「ホームレス路上訪問活動」がやっていること 新宿の「おっちゃん」たちとの出会いと思い出
すでにお食事が終わっていたら、世間話が始まる。これがスープの会のいつもの風景。スープの会は、路上のおっちゃんと同じ時間を過ごすことを大事にしている。支援というと、炊き出しや物資支援が真っ先に浮かぶだろう。そんな中、手ぶらで訪問をするくらい、おっちゃんとの出会いを大切にしている。
スープの会の「スープ」には諸説あるらしいが、「『スープが冷めない距離にいる』だったかな」と代表の後藤浩二さんが教えてくれた。私はほかの夜回り団体に参加したこともある。でも、おっちゃんたちが「話す」のを待っていてくれるのはスープの会だけだった。
ケーキ
2016年12月。新宿駅周辺はきらびやかなイルミネーションに包まれ、陽気な若者やサラリーマンらがクリスマスを楽しんでいた。その中で光が届かない暗がりでダンボールを敷いて眠っている高齢の男性たち。お味噌汁や飴玉を手渡した。

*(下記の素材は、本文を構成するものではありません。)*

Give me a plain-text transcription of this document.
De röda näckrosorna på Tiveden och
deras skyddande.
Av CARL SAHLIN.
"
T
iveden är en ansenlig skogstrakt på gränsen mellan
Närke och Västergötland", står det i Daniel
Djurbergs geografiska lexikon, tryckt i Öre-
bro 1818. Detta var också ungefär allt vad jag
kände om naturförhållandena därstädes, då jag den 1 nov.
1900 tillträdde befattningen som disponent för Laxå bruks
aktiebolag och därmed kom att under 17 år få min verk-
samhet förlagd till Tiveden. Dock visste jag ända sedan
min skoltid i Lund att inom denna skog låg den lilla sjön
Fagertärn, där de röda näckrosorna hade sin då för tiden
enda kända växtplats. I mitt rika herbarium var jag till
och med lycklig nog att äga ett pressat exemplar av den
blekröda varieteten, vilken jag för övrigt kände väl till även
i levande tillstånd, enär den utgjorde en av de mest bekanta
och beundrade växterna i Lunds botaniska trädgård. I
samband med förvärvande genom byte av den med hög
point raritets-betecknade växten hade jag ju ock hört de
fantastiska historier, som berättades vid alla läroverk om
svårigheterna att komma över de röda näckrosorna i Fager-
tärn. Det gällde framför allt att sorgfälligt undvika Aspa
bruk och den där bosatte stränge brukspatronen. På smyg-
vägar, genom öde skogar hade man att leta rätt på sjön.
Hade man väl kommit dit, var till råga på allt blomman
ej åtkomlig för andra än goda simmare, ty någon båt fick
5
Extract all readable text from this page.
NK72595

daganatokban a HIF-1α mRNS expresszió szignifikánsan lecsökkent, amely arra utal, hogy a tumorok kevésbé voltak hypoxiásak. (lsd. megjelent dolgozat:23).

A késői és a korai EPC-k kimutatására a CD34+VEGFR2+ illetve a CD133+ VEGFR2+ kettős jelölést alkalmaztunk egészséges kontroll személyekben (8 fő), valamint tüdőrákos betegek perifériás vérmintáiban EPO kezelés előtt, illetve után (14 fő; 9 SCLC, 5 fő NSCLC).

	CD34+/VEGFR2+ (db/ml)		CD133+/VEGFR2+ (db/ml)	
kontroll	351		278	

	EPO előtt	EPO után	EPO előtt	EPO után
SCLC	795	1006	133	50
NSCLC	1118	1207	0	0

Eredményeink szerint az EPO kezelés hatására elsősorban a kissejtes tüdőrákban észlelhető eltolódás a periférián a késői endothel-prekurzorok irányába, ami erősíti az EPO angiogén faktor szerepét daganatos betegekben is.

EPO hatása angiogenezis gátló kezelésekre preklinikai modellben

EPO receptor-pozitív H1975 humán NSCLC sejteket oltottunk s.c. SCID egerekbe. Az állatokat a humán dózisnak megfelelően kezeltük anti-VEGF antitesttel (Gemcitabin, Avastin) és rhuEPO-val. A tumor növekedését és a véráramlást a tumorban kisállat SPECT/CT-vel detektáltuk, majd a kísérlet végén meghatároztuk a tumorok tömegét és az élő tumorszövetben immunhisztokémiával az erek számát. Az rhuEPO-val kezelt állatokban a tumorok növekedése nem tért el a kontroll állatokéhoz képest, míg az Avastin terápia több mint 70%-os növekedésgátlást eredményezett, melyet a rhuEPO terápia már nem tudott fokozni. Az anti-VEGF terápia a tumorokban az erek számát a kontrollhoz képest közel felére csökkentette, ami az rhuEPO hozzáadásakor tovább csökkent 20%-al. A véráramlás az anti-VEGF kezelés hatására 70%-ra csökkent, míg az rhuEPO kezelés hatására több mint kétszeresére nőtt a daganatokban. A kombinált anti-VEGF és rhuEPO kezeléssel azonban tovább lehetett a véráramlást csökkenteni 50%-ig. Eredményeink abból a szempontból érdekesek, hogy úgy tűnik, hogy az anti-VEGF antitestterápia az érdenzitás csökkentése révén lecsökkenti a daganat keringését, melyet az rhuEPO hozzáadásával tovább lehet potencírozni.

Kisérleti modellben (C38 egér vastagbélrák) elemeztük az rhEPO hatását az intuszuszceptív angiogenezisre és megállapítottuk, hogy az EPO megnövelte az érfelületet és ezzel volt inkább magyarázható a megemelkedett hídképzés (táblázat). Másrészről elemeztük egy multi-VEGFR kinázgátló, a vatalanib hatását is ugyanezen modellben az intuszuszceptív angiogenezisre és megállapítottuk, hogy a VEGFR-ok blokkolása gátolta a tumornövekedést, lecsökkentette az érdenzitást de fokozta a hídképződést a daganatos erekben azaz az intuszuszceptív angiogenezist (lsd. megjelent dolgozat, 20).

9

「金井さん、お味噌汁いかがですか」、「工藤さん、その格好寒くない? 大丈夫?」。クリスマスながら参加者は約20人。普段と変わらず、新宿駅西口から南口を訪ね歩く。ボランティアによく来ている会社員の女性が「いつもお菓子もらっちゃってるから、今日だけはお返ししないとね」。おっちゃんのお家の前に手作りケーキを置いていた。
「バレないようにね、こっそり食べちゃって」。メガネがトレードマークの田村さんが、ショートケーキ、モンブラン、プリンなどが入った白い箱を開けた。よくお菓子を用意して待っている。
彼は新宿駅南口を進んだところにある小さな公園に住んでいる。私が初めて田村さんに会った時、抹茶の入ったほかほかのたい焼きをくれた。
「え、ホームレスの人ってお金ないんじゃないの?」、「ていうかもらっていいの?」。私の頭の中ははてなマークでいっぱいになった。夜回りに参加するボランティアたちは気にせず、田村さんのダンボールの家の前にしゃがんで、楽しそうに話している。私が想像していたのとまったく違う「ホームレス」と呼ばれる人に驚いた。
田村さんからは今までに、ケーキ、たい焼き、カステラなどをいただいた。小さな音で流れるラジオがいいBGMになって、まるでピクニックのような雰囲気。田村さん曰く、食べ物はその日のうちに買ってくるんだそう。
水産高校出身で元イルカの調教師の田村さん。12月のその日は、ショートケーキを片手にイルカや船の話で盛り上がる。普段は捨てられた雑誌を集めて生計を立てている田村さん。収入は多いとは言えない。だから思い切って田村さんに聞いたことがあった。「どうしていつもお菓子をくれるんですか?」。お味噌汁をもらう申し訳なさからきているのか。お金がかかるのに買ってくれるのはなぜなのか。
「みんなで食べるのが嬉しいの。おいしいもん食べて笑顔になって、こっちも嬉しいでしょ。自分も食いたいけど、1人で食ってるのとはまた全然違うからね」。顔をほころばせた。夕食の献立を考えるように、何にしようか考えているのだという。田村さんはみんなでお菓子を食べるのを、家庭で食卓を囲むような感覚でいたのだと初めて知った。